Translated in 1962 by Beverley Cross and again in 2008 by Francis Evans, Camoletti’s play is admittedly hot (at times) and sexy (at times), but it’s also silly, illogical, and patently absurd. Despite director Jeff Maynard’s spirited direction and the production’s high degree of craftsmanship, accepting the goings-on requires considerable suspension of disbelief.

Roy’s Bernard is at first cocky and scheming, later scattered and frantic, his mind obviously in overdrive in witless attempts to stay one step ahead of disaster. While Roy is neither a credible babe magnet nor sufficiently charming to win us over, he does produce some risible moments from Bernard’s crackup. Marc Valera delivers stock lunacy in the second-banana role of visiting pal Robert, a brainless cheerleader, protector, and sometime cohort of Bernard’s actions. The pair’s increasing anxiety and desperation, though, never ramps up to the point of triggering helpless audience laughter.
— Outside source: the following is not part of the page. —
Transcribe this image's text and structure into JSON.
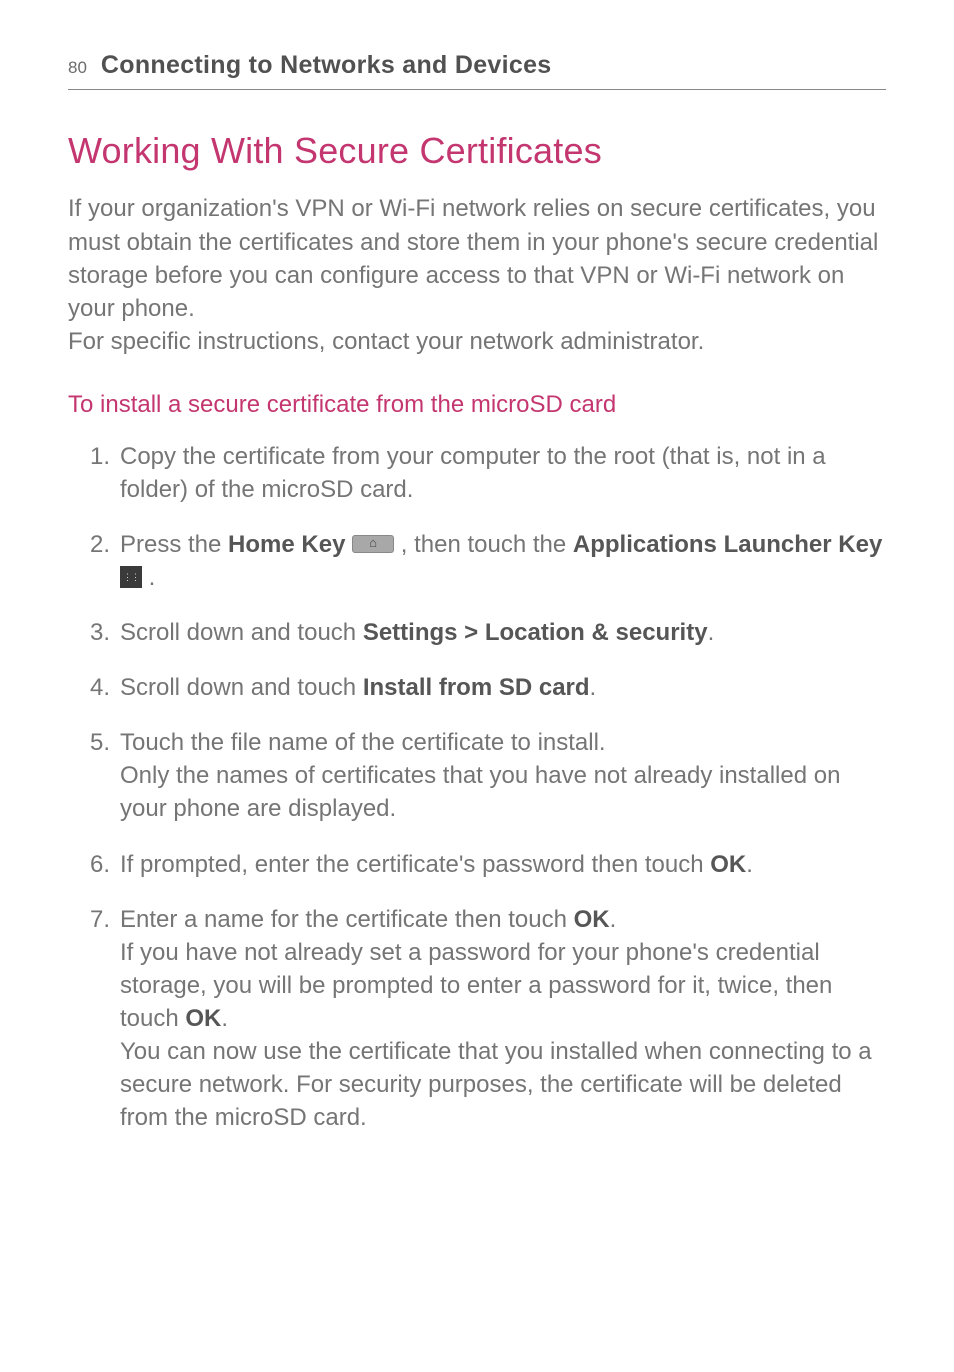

In a gem of a performance, Azar uses a Gallic accent to express Berthe’s fits of pique and her annoyance with her boss, his friend, and the demands of his girlfriends. Via her variations on chagrin, she makes her character’s distaste and disgust toward Bernard’s predicaments plainly, comically evident. Melanie Lora’s New Yorker Gloria is at first warm, bubbly, affectionate, and naive, but her naughtier, more sexually provocative side emerges in Act 2, generating some much-needed heat. Part take-charge Teutonic, part softhearted, sentimental romantic, Amy Rutberg’s German Gretchen is a loud, exuberant drama queen. As Gabriella, who honestly loves Bernard, Kalie Quinones is genuinely alluring, exhibiting a pleasingly fiery temper as the Italian miss begins to suspect that her beloved isn’t being honest.
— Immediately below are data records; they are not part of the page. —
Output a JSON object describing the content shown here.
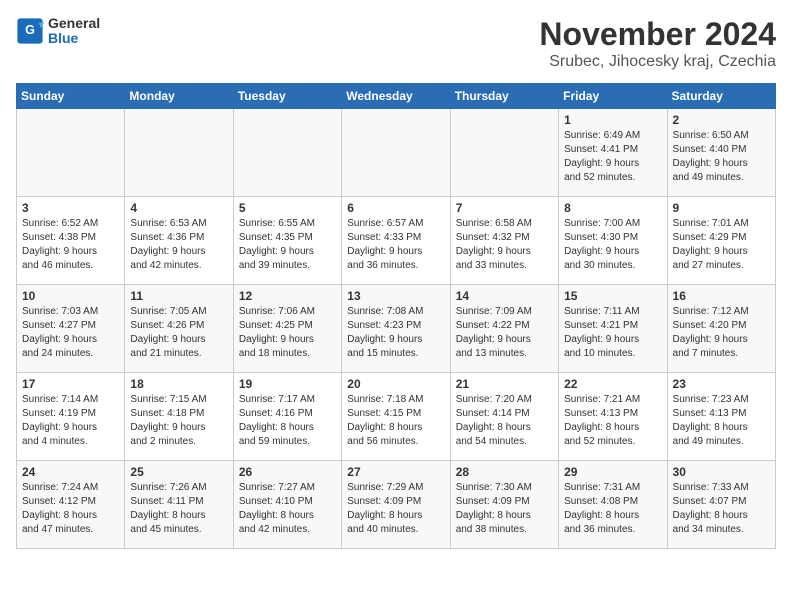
{
  "logo": {
    "line1": "General",
    "line2": "Blue"
  },
  "title": "November 2024",
  "subtitle": "Srubec, Jihocesky kraj, Czechia",
  "weekdays": [
    "Sunday",
    "Monday",
    "Tuesday",
    "Wednesday",
    "Thursday",
    "Friday",
    "Saturday"
  ],
  "weeks": [
    [
      {
        "day": "",
        "info": ""
      },
      {
        "day": "",
        "info": ""
      },
      {
        "day": "",
        "info": ""
      },
      {
        "day": "",
        "info": ""
      },
      {
        "day": "",
        "info": ""
      },
      {
        "day": "1",
        "info": "Sunrise: 6:49 AM\nSunset: 4:41 PM\nDaylight: 9 hours\nand 52 minutes."
      },
      {
        "day": "2",
        "info": "Sunrise: 6:50 AM\nSunset: 4:40 PM\nDaylight: 9 hours\nand 49 minutes."
      }
    ],
    [
      {
        "day": "3",
        "info": "Sunrise: 6:52 AM\nSunset: 4:38 PM\nDaylight: 9 hours\nand 46 minutes."
      },
      {
        "day": "4",
        "info": "Sunrise: 6:53 AM\nSunset: 4:36 PM\nDaylight: 9 hours\nand 42 minutes."
      },
      {
        "day": "5",
        "info": "Sunrise: 6:55 AM\nSunset: 4:35 PM\nDaylight: 9 hours\nand 39 minutes."
      },
      {
        "day": "6",
        "info": "Sunrise: 6:57 AM\nSunset: 4:33 PM\nDaylight: 9 hours\nand 36 minutes."
      },
      {
        "day": "7",
        "info": "Sunrise: 6:58 AM\nSunset: 4:32 PM\nDaylight: 9 hours\nand 33 minutes."
      },
      {
        "day": "8",
        "info": "Sunrise: 7:00 AM\nSunset: 4:30 PM\nDaylight: 9 hours\nand 30 minutes."
      },
      {
        "day": "9",
        "info": "Sunrise: 7:01 AM\nSunset: 4:29 PM\nDaylight: 9 hours\nand 27 minutes."
      }
    ],
    [
      {
        "day": "10",
        "info": "Sunrise: 7:03 AM\nSunset: 4:27 PM\nDaylight: 9 hours\nand 24 minutes."
      },
      {
        "day": "11",
        "info": "Sunrise: 7:05 AM\nSunset: 4:26 PM\nDaylight: 9 hours\nand 21 minutes."
      },
      {
        "day": "12",
        "info": "Sunrise: 7:06 AM\nSunset: 4:25 PM\nDaylight: 9 hours\nand 18 minutes."
      },
      {
        "day": "13",
        "info": "Sunrise: 7:08 AM\nSunset: 4:23 PM\nDaylight: 9 hours\nand 15 minutes."
      },
      {
        "day": "14",
        "info": "Sunrise: 7:09 AM\nSunset: 4:22 PM\nDaylight: 9 hours\nand 13 minutes."
      },
      {
        "day": "15",
        "info": "Sunrise: 7:11 AM\nSunset: 4:21 PM\nDaylight: 9 hours\nand 10 minutes."
      },
      {
        "day": "16",
        "info": "Sunrise: 7:12 AM\nSunset: 4:20 PM\nDaylight: 9 hours\nand 7 minutes."
      }
    ],
    [
      {
        "day": "17",
        "info": "Sunrise: 7:14 AM\nSunset: 4:19 PM\nDaylight: 9 hours\nand 4 minutes."
      },
      {
        "day": "18",
        "info": "Sunrise: 7:15 AM\nSunset: 4:18 PM\nDaylight: 9 hours\nand 2 minutes."
      },
      {
        "day": "19",
        "info": "Sunrise: 7:17 AM\nSunset: 4:16 PM\nDaylight: 8 hours\nand 59 minutes."
      },
      {
        "day": "20",
        "info": "Sunrise: 7:18 AM\nSunset: 4:15 PM\nDaylight: 8 hours\nand 56 minutes."
      },
      {
        "day": "21",
        "info": "Sunrise: 7:20 AM\nSunset: 4:14 PM\nDaylight: 8 hours\nand 54 minutes."
      },
      {
        "day": "22",
        "info": "Sunrise: 7:21 AM\nSunset: 4:13 PM\nDaylight: 8 hours\nand 52 minutes."
      },
      {
        "day": "23",
        "info": "Sunrise: 7:23 AM\nSunset: 4:13 PM\nDaylight: 8 hours\nand 49 minutes."
      }
    ],
    [
      {
        "day": "24",
        "info": "Sunrise: 7:24 AM\nSunset: 4:12 PM\nDaylight: 8 hours\nand 47 minutes."
      },
      {
        "day": "25",
        "info": "Sunrise: 7:26 AM\nSunset: 4:11 PM\nDaylight: 8 hours\nand 45 minutes."
      },
      {
        "day": "26",
        "info": "Sunrise: 7:27 AM\nSunset: 4:10 PM\nDaylight: 8 hours\nand 42 minutes."
      },
      {
        "day": "27",
        "info": "Sunrise: 7:29 AM\nSunset: 4:09 PM\nDaylight: 8 hours\nand 40 minutes."
      },
      {
        "day": "28",
        "info": "Sunrise: 7:30 AM\nSunset: 4:09 PM\nDaylight: 8 hours\nand 38 minutes."
      },
      {
        "day": "29",
        "info": "Sunrise: 7:31 AM\nSunset: 4:08 PM\nDaylight: 8 hours\nand 36 minutes."
      },
      {
        "day": "30",
        "info": "Sunrise: 7:33 AM\nSunset: 4:07 PM\nDaylight: 8 hours\nand 34 minutes."
      }
    ]
  ]
}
Kevin Clowes’ chic, clean, gorgeous apartment has the look and feel of ’60s abstract art. Helen Butler’s fashion styles for Bernard, Robert, and Berthe are timeless, while the three young ladies’ flight-attendant uniforms and Sarah Wolfe’s hair, wig, and makeup designs firmly lock the goddesses of the sky into the right era. Dana Solimando’s closing dance number injects a much-needed element of kitschy fun that the rest of the show somehow evades.